According to the study authors, Yuqing Xing and Neal Detert: "Global production networks and highly specialized production processes apparently reverse trade patterns: developing countries such as the PRC [People's Republic of China] export high-tech goods—like the iPhone—while industrialized countries such as the US import the high-tech goods they themselves invented."

The authors offer a scenario in which Apple suddenly decides not to pursue profit maximization, dumps the oft-criticized Foxconn, and decides to pursue a model of corporate responsibility and patriotic we're-in-it-togetherness. It's true that U.S. workers fetch about 10 times as much as Chinese workers, and the manufacturing costs would rise to $68 per phone from about $6.50 per phone. But if Apple sold the phones at an average of $500 (already the asking price for some models), they say, it would still clear a 50% profit margin.

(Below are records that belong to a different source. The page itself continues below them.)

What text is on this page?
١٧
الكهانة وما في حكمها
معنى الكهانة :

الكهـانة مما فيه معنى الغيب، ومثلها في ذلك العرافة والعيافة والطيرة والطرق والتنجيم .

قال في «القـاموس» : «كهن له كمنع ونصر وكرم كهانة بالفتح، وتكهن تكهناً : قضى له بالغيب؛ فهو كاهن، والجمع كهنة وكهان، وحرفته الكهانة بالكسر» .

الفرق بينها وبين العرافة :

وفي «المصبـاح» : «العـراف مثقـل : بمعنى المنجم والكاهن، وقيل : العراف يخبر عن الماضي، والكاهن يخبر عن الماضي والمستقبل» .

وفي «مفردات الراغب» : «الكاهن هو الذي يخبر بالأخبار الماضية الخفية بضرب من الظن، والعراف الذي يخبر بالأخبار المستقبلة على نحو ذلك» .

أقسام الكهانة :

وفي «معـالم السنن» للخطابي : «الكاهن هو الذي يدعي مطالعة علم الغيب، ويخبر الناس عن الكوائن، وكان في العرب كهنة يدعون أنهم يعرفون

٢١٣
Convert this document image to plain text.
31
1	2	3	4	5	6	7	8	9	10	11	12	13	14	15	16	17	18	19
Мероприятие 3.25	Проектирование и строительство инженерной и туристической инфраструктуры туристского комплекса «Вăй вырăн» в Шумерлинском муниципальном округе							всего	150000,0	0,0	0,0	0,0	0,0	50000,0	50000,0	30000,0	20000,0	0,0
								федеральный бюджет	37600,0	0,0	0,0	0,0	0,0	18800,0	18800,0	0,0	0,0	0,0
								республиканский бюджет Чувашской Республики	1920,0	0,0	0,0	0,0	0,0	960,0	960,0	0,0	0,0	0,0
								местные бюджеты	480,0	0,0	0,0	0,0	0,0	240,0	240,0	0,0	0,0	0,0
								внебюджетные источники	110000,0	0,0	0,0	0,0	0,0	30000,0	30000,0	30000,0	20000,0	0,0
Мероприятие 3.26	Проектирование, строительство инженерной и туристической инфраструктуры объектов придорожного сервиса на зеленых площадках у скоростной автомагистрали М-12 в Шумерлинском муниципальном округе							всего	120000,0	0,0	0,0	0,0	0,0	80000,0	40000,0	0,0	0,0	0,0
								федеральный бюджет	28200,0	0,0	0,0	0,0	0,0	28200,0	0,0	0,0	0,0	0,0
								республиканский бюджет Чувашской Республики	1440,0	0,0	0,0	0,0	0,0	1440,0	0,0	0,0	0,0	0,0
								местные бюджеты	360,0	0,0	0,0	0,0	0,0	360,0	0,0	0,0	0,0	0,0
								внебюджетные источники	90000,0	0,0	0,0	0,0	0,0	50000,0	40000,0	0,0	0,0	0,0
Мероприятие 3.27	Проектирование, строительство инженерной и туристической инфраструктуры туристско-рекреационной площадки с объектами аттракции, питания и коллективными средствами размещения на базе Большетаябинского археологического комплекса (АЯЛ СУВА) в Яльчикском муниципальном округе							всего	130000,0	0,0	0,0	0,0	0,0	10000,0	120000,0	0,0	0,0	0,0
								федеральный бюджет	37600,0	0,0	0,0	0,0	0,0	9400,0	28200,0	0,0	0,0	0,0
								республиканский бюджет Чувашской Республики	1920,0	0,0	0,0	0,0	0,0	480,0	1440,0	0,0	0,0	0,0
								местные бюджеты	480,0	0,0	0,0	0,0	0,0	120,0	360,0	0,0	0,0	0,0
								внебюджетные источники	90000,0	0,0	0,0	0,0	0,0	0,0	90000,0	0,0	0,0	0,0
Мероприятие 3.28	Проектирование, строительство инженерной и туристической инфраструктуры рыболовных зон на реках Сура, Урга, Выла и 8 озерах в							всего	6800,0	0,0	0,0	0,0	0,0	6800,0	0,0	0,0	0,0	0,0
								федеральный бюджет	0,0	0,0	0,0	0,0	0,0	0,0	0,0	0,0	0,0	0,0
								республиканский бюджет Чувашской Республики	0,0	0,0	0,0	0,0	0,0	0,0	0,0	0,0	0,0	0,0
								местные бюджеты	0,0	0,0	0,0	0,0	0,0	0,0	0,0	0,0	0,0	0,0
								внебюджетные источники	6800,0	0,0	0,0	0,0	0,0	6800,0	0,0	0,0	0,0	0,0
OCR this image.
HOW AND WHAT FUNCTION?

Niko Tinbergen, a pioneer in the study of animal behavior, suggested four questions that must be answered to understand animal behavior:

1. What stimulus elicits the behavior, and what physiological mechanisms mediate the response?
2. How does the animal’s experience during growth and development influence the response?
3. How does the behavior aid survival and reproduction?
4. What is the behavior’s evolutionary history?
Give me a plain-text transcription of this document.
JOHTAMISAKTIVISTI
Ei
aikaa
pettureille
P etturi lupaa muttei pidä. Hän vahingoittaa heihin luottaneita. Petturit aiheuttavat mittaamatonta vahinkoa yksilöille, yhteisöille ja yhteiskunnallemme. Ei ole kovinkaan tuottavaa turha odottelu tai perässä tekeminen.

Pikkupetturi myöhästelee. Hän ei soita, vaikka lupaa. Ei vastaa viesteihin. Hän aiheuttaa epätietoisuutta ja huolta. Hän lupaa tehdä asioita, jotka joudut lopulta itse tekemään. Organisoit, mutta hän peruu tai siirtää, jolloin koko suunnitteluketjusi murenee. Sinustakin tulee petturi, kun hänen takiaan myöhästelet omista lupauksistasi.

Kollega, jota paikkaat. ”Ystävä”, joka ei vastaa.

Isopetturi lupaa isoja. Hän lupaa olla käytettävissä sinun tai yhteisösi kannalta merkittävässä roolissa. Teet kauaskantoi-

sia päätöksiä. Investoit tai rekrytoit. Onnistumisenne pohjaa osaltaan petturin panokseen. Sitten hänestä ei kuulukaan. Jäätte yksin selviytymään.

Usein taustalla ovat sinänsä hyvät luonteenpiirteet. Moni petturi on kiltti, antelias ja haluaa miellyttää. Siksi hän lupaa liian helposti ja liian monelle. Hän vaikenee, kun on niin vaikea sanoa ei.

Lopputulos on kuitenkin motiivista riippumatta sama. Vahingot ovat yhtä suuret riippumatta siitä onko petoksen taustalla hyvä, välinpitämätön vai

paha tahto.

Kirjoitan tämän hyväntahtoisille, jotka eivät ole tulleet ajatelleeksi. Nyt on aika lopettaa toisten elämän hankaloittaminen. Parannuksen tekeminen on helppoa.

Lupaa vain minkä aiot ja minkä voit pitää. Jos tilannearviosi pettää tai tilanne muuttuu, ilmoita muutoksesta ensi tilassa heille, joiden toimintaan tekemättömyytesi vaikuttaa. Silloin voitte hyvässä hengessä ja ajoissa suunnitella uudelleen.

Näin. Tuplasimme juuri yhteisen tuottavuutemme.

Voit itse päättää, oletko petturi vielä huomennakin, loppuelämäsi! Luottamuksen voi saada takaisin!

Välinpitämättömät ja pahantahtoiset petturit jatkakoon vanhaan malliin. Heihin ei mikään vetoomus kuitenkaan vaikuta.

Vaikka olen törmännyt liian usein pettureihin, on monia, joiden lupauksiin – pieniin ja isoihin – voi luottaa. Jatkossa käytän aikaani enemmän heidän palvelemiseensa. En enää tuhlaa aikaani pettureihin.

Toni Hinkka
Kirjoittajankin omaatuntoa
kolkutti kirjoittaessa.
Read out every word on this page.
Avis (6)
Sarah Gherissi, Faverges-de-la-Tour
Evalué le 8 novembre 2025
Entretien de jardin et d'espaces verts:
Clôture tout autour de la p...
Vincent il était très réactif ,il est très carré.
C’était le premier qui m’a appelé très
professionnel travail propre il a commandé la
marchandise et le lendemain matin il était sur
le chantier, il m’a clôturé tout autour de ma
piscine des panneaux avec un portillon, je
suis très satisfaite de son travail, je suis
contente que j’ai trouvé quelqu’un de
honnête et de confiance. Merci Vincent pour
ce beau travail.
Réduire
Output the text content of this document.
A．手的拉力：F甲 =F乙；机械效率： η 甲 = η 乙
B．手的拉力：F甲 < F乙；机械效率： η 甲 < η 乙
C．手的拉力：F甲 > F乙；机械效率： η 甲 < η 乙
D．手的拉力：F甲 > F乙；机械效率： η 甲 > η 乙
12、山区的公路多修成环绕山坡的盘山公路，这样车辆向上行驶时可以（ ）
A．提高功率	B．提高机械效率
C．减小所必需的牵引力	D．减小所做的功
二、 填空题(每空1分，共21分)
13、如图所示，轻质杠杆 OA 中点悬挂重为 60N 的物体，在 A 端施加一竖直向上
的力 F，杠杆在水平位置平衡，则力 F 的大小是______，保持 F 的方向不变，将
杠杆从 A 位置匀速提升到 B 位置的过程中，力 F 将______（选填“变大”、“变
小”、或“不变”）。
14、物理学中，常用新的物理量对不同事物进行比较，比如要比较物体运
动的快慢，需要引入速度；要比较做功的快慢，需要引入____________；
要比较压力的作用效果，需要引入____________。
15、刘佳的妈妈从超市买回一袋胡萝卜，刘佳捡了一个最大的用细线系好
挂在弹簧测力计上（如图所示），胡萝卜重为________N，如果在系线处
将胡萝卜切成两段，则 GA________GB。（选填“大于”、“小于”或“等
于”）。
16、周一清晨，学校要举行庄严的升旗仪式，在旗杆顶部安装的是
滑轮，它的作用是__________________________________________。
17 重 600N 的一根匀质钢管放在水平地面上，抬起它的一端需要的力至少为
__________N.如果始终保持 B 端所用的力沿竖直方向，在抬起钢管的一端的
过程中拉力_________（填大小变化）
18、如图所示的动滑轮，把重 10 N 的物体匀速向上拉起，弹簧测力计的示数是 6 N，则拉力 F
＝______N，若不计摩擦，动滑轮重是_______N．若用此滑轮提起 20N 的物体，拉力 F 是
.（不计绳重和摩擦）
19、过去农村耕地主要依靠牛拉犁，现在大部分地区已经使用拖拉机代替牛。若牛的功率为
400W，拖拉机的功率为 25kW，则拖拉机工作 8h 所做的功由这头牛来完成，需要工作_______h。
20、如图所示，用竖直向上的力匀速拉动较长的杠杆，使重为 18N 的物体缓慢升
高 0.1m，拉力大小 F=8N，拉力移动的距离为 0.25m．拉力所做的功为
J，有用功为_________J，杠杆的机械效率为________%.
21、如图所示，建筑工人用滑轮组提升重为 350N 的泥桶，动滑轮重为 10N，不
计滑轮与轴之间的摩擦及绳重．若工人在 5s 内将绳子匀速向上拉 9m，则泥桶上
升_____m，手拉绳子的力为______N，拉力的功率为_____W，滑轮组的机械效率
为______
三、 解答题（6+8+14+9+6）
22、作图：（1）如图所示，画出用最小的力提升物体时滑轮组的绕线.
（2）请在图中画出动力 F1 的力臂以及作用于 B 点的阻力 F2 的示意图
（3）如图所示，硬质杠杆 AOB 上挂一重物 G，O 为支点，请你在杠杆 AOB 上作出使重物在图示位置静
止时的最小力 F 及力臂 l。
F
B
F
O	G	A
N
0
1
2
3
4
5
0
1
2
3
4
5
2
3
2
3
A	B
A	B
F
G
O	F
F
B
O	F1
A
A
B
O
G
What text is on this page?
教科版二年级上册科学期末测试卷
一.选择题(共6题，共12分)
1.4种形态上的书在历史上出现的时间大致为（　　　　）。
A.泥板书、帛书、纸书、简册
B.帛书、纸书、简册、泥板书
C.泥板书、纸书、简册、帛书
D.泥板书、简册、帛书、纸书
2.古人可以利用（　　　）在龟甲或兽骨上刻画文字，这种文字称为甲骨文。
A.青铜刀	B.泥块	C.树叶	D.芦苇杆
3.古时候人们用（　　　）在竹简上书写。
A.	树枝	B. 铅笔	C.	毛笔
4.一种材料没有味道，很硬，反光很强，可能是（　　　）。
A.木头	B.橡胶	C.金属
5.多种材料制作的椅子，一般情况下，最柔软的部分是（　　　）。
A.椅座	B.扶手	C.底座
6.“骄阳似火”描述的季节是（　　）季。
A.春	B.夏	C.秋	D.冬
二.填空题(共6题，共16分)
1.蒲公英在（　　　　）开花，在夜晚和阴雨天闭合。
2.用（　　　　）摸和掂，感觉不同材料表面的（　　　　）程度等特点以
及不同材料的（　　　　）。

"If all iPhones were assembled in the US, the $1.9 billion trade deficit in iPhone trade with PRC would not exist," reckon the authors. "Moreover, 11.4 million units of iPhone sold in the non-US market in 2009 would add $5.7 billion to US exports."

Of course, the same applies to any high-tech device manufactured abroad (check out these troubling stats via the National Science Foundation here)—the authors are simply holding up the iPhone as an important symptom of a wider trade phenomenon.